In terms of thematic interpretations, Elle Wolterbeek of the Journal of Adolescent and Adult Literacy explained that "[m]usic is an extremely important aspect of the story."

According to the Thuy On, "The title refers to the battle between fate and self-will." The reviewer also agreed that the novel addressed "the tug of familial and sexual love and the bonds between friends as well as the passion for music."

==Film adaptation==

After the book's success, Forman decided to collaborate with Summit Entertainment to bring the novel to the big screen. In December 2010, it was announced that a film was in the works and that Dakota Fanning, Chloë Grace Moretz, and Emily Browning were in talks to play Mia.

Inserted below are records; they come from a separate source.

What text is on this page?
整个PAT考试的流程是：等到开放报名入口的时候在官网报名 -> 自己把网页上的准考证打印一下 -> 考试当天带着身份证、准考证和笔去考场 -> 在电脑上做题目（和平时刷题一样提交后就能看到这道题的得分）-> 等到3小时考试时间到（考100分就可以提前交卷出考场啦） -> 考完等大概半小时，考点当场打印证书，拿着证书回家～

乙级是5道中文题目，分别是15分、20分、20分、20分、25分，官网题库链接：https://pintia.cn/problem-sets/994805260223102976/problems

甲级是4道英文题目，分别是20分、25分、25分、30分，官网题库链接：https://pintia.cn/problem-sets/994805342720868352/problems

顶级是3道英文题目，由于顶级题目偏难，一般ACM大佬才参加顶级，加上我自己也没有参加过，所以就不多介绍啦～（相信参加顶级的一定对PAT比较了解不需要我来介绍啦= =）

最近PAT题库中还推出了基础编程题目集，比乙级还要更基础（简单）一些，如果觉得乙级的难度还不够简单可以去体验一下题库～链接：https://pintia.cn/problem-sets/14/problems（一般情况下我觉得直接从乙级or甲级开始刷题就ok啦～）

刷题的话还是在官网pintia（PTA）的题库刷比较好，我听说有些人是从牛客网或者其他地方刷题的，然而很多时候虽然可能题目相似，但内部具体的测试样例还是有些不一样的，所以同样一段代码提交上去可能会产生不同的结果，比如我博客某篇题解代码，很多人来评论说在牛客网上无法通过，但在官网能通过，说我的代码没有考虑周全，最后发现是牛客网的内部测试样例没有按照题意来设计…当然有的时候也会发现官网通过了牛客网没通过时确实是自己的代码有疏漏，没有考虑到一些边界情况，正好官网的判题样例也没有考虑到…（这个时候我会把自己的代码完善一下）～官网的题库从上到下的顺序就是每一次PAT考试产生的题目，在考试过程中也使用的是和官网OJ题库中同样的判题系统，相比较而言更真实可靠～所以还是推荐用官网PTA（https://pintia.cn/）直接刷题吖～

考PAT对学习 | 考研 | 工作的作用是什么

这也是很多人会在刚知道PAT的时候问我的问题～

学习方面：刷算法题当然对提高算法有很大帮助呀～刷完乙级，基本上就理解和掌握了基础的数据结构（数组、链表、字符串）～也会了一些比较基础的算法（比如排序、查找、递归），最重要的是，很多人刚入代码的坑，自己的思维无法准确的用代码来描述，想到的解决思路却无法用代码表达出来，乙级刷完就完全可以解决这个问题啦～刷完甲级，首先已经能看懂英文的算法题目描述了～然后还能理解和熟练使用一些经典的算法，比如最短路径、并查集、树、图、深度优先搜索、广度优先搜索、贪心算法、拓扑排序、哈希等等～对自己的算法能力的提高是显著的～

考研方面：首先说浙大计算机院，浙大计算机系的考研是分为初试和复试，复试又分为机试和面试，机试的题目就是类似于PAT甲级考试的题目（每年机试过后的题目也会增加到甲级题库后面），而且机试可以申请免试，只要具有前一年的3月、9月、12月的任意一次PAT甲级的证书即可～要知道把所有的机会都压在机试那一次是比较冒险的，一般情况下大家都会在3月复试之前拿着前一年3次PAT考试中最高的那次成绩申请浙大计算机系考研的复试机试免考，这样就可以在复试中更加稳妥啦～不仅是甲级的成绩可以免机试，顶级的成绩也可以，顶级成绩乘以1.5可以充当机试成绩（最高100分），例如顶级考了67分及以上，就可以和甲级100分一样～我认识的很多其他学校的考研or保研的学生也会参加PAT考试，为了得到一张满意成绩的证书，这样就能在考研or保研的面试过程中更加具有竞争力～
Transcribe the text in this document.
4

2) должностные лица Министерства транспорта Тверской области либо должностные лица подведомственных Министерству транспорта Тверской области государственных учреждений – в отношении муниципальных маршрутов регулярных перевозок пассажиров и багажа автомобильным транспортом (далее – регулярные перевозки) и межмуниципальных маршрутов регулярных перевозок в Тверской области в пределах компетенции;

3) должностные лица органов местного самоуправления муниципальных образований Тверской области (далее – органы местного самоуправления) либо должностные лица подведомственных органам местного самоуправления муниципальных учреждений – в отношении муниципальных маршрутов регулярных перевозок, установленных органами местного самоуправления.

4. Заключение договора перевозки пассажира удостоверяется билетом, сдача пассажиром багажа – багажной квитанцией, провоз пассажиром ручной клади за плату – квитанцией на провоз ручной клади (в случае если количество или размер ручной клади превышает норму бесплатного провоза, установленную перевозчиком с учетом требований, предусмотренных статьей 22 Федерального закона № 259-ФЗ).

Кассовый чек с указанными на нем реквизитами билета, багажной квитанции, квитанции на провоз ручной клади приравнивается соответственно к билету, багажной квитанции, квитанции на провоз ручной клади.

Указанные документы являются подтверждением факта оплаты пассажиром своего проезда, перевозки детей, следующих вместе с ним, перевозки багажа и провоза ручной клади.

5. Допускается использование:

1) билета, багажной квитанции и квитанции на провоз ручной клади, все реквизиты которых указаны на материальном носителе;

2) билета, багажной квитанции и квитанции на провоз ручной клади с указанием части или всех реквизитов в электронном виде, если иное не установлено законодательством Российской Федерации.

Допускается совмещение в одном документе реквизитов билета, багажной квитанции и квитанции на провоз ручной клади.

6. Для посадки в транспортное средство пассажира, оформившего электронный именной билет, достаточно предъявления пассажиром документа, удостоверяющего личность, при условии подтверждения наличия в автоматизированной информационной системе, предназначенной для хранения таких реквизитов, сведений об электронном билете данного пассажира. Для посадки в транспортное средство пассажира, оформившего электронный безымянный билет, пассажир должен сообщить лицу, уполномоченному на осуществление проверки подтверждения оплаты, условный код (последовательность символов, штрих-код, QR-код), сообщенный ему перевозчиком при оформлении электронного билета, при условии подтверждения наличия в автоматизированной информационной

Chloë Grace Moretz eventually ended up securing the role on January 24, 2013. Catherine Hardwicke, director of the first Twilight film, was originally set to direct the film adaptation, but she was eventually replaced by Brazilian filmmaker Heitor Dhalia, who also left the film later. On January 24, 2013, R.J. Cutler was announced as the new director of the film. In January 2014, Metro-Goldwyn-Mayer and Warner Bros. Pictures were announced to distribute the film, and it was released on August 22, 2014. The film ended up bringing in about $78 million into box offices.

==Bibliography==
- Forman, Gayle. If I Stay: A Novel. New York: Dutton, 2009. Prit.